Quite honestly--I blanched when I read "tamed with kindness." This is in the Author's Note, where MacColl could discredit the "tamed with kindness" theory (I haven't looked it up), but she didn't. She lets it stand. The back cover tells us the book will be promoted at educational and library conferences, which means they plan to pitch it as something teachers can use to teach kids about these two children. As written, the note suggests that Native peoples needed to be tamed.
One could argue that the story itself is more important than the dates of when the children were captured, but would we make that argument about, say, a fictional work about Abraham Lincoln? I think not. And though the Author's Note tells us what MacColl did in writing the story, the language throughout the Note and the story itself, are ones that affirm and confirm a White perspective on Native peoples. In the note, MacColl wonders if Casita ever got to "perform" her "Changing Woman dance." Her use of "perform" is wrong. Our rituals are not performances. We wouldn't say that a girl performed her First Holy Communion, right? It is the same thing.

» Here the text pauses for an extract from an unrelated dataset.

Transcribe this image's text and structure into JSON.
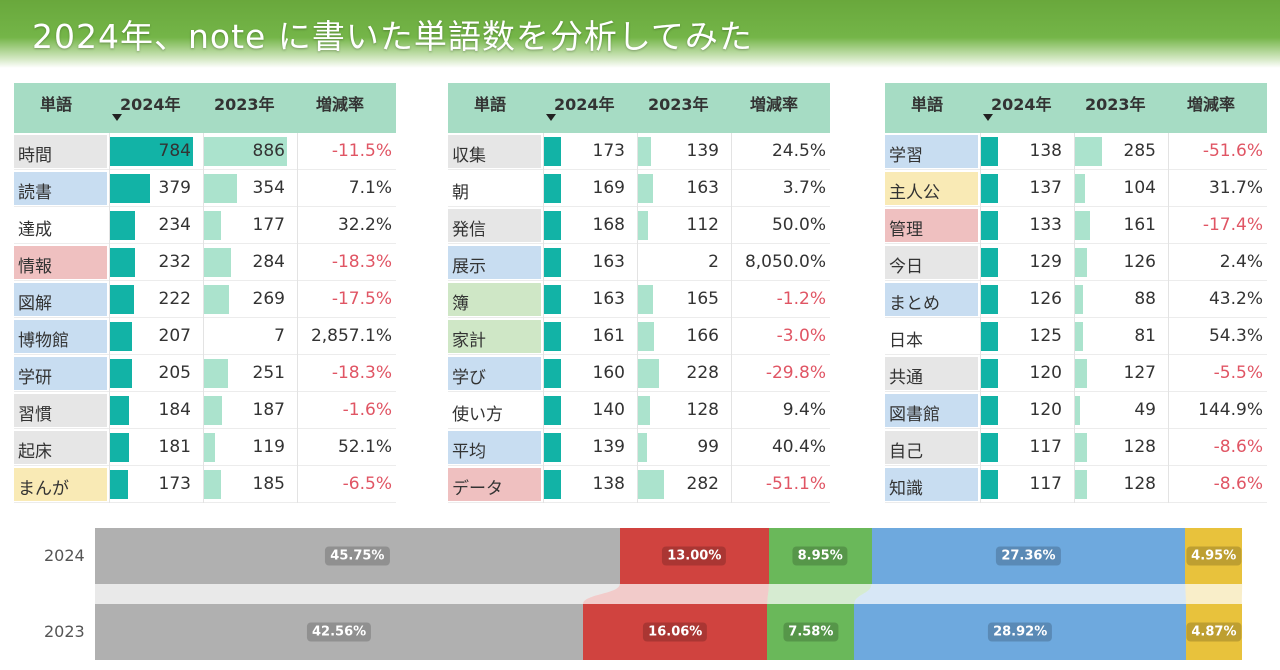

Some of the tabs point to the places where the text reads "Changing Woman Goddess" or "the Goddess." One of them points to a part where Casita thinks "It seemed impossible that any ritual could really give someone as ordinary as herself magical powers" (p. 21). Because she is captured, Casita doesn't go through the ceremony. It is a recurring plot point in the story and is where the story ends, too, when Casita is at Carlisle. In the final chapter, a Lakota girl named Eyota is sick. The Lipan kids decide they can replicate the Changing Woman ceremony so that Casita can heal Eyota. The ceremony is described, in detail. That, I assume, is why the promotional material characterizes the story as one in which Casita tries to hold on to her Lipan Apache traditions. But there are problems with all of this! Neither "goddess" or "magical power" are appropriate! Remember in the author note, MacColl wrote about using Ndé because that is what Casita would use? I seriously doubt that Casita or her mother would use "goddess" or "magical power" and I strongly believe that the Lipan Apache people, today, would not be okay with the description of the ceremony. See, for example, a proclamation issued by the Lipan Apache Tribe of Texas that speaks specifically to ceremonies being done by the Lipan Apache Band.
On page 27 when Casita's village is being attacked and she sees her mom standing defiantly with an axe, Casita "hollered a war cry" and "felt a thrill of pride; this was what it was to be Ndé!" MacColl, thru Casita, tells readers that fighting is what being Ndé is about?! That is definitely an outsider characterization!
On page 38, Casita "asked Usen, the chief of all the spirits, to bless this place" (the burnt village and bodies of her mother and others who were killed in the attack). I've never seen "chief of all spirits" used by Native people...
I could say a lot more about the book, but will stop. It is deeply flawed.
The book includes a two-page Afterword from Daniel Castro Romero. I wonder if he read the entire manuscript? Is he ok with the story that MacColl created? Did he think it okay, for example, for her to create Ndé women who use the word "goddess"? I hope not. But, as noted above, he's the Chairman of the Lipan Band, which is doing the ceremonies that the Lipan Tribe's proclamation is about. I think that MacColl was on a slippery slope from the very start. She wanted to do something good but there was far too much potential for this story to fail. And, for me, it did.